If it works for you, what timing improvements does this offer.

如果它适合您,那么它提供了什么时间改进。

#1


0  

can pls test this:

可以测试一下:

SELECT DISTINCT h.id,
                h.host              
FROM hosty h
WHERE
    EXISTS ( SELECT 1 FROM keywordy WHERE id=p.key_id AND bing=0)
  AND
    EXISTS ( SELECT 1 FROM pozycje WHERE host_id = h.id)
  AND h.archive_data_checked IS NULL LIMIT 20

#2


0  

I would first offer the following question. Which would have the smaller "set" if you did a query on

我先提出以下问题。如果你进行了查询,哪个会有较小的“设置”

select count(*) from KeyWordy where bing = 0
vs
select count(*) from hosty where archive_date_checked IS NULL

I would then try to optimize the query knowing the smaller set and work with that as my primary criteria for indexing. If KeyWordy is more likely to be the smaller set, I would offer your tables to have the following indexes

然后我会尝试优化查询,知道较小的集合,并将其作为索引的主要标准。
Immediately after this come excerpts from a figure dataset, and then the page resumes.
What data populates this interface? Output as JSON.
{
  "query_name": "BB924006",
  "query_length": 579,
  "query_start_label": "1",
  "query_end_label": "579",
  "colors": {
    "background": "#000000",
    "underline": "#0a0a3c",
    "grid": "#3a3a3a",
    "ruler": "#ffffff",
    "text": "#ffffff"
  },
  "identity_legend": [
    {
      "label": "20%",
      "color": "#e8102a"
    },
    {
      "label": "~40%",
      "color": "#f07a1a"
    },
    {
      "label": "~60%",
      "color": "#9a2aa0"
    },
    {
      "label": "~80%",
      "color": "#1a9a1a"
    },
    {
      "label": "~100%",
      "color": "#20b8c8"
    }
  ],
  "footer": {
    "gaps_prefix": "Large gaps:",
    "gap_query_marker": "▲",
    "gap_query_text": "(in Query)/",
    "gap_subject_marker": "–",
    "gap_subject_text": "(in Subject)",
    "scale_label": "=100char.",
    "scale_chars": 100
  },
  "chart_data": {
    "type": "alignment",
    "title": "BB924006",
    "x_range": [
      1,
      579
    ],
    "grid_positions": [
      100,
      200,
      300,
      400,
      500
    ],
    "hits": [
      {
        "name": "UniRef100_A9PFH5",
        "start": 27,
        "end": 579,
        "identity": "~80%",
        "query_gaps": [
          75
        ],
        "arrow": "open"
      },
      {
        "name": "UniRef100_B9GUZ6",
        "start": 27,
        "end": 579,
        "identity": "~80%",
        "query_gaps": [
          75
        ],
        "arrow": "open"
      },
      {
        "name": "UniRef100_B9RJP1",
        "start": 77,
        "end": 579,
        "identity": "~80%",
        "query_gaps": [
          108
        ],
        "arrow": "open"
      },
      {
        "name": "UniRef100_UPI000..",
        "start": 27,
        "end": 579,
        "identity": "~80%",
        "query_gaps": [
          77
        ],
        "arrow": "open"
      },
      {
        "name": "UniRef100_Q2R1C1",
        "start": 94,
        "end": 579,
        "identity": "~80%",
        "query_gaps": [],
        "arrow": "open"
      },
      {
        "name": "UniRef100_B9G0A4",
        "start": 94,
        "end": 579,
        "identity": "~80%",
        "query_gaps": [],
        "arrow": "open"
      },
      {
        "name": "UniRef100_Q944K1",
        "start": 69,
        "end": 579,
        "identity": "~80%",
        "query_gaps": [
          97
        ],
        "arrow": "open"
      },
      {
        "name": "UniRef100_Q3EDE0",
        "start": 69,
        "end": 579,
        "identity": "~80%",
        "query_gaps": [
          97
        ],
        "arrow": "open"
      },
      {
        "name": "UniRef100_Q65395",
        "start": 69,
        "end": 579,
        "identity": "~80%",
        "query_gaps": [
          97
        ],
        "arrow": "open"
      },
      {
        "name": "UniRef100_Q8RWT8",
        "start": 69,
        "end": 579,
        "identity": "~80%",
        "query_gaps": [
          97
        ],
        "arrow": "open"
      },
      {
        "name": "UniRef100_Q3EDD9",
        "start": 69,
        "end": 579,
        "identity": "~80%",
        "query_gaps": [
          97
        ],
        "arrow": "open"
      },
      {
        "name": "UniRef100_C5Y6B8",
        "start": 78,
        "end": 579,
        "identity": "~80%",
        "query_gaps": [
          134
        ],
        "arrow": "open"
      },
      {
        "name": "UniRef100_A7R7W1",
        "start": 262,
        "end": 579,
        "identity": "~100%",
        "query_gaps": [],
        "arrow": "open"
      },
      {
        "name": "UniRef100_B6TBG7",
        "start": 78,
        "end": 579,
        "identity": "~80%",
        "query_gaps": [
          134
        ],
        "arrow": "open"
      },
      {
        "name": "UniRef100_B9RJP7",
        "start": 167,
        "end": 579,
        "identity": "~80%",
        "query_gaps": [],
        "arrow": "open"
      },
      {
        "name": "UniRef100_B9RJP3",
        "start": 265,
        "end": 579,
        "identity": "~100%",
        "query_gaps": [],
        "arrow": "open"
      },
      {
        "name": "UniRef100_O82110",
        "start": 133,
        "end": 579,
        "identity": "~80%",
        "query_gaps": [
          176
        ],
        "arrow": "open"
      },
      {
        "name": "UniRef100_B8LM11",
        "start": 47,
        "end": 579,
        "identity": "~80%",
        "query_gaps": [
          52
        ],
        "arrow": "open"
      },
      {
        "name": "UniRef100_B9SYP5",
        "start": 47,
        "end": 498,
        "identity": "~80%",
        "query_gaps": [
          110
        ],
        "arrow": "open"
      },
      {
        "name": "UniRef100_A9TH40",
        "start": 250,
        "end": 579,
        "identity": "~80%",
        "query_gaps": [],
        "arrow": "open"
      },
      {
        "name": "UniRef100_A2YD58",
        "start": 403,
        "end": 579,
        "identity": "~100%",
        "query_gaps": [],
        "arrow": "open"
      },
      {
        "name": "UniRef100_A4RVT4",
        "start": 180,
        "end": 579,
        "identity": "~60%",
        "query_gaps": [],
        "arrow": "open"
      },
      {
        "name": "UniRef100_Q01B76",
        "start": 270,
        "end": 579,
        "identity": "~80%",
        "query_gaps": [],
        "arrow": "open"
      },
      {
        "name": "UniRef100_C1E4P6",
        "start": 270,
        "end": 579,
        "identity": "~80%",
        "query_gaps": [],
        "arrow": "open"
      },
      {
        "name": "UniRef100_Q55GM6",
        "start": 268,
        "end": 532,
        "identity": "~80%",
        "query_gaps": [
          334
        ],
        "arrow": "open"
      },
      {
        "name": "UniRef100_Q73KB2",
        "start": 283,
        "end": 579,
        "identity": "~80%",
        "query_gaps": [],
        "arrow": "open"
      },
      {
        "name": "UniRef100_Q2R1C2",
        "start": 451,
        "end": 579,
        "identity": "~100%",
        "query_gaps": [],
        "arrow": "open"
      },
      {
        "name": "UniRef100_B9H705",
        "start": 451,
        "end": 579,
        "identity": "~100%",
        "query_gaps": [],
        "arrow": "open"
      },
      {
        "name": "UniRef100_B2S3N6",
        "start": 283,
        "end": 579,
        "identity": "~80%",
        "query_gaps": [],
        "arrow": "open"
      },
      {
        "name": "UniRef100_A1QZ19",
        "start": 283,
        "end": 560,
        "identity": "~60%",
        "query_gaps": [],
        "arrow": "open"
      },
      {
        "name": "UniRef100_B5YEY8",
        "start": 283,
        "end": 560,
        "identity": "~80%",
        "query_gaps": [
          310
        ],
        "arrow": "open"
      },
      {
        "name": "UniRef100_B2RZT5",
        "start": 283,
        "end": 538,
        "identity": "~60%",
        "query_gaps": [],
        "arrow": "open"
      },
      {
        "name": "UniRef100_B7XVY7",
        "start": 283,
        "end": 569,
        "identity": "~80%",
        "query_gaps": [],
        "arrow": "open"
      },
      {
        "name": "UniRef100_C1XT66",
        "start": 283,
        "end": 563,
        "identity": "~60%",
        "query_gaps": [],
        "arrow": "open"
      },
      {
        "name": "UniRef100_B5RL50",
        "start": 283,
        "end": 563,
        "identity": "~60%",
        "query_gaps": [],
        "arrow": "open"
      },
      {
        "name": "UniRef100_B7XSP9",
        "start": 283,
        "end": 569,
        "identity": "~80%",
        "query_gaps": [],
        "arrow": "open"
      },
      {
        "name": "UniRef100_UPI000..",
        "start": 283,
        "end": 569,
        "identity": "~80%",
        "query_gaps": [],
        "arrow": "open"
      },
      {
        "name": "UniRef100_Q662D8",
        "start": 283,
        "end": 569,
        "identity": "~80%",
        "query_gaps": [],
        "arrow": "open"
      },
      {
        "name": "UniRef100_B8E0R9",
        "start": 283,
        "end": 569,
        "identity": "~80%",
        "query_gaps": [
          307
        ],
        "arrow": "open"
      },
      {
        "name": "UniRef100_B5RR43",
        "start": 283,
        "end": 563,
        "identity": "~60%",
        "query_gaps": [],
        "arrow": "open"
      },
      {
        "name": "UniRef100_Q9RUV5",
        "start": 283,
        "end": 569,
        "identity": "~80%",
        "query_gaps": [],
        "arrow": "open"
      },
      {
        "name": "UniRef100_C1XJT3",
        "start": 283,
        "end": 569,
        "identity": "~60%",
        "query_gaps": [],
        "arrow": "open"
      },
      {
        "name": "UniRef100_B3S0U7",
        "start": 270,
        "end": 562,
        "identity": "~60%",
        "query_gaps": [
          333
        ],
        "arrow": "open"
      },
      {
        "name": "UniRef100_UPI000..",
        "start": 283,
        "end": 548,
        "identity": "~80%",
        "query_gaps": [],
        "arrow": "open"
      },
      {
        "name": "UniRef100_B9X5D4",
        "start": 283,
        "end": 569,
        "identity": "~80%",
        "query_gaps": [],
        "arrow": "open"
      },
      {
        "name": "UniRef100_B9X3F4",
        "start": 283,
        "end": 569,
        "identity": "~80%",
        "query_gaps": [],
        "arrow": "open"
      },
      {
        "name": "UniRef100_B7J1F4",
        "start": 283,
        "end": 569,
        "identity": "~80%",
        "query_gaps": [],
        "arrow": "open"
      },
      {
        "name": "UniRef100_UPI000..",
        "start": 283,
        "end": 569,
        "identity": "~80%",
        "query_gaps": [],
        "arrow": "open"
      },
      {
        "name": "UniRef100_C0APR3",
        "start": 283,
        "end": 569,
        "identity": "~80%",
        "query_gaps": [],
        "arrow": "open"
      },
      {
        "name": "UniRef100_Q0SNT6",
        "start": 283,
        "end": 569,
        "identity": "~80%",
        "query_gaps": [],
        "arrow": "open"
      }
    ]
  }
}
如果KeyWordy更可能是较小的集合,我会提供您的表以具有以下索引

table       index
keywordy    (bing, id)   specifically NOT (id, bing) as bing FIRST is optimized for where or JOIN clause
pozycje     (key_id, host_id )
hosty       (archive_data_checked, id, host)

SELECT DISTINCT 
      h.id,
      h.host
   FROM 
      Keywordy k
         JOIN pozycje p
            ON k.id = p.key_id
            JOIN hosty h
               on archive_data_checked IS NULL
              AND p.host_id = h.id
   WHERE
      k.bing = 0
   LIMIT 
      20

if the HOSTY table would be smaller base on the archive_data_checked IS NULL, I offer the following

如果基于archive_data_checked IS NULL的HOSTY表会更小,我提供以下内容

table       index
pozycje     (host_id, key_id )    reversed of other option

SELECT DISTINCT 
      h.id,
      h.host
   FROM 
      hosty h 
         JOIN pozycje p
            ON h.id = p.host_id
            JOIN Keywordy k
               on k.bing = 0
              AND p.key_id = k.id
   WHERE 
      h.archive_data_checked IS NULL 
   LIMIT 
      20

One FINAL option, might be to add the keyword "STRAIGHT_JOIN" such as

一个FINAL选项,可能是添加关键字“STRAIGHT_JOIN”等

select STRAIGHT_JOIN DISTINCT ... rest of query

If it works for you, what timing improvements does this offer.

如果它适合您,那么它提供了什么时间改进。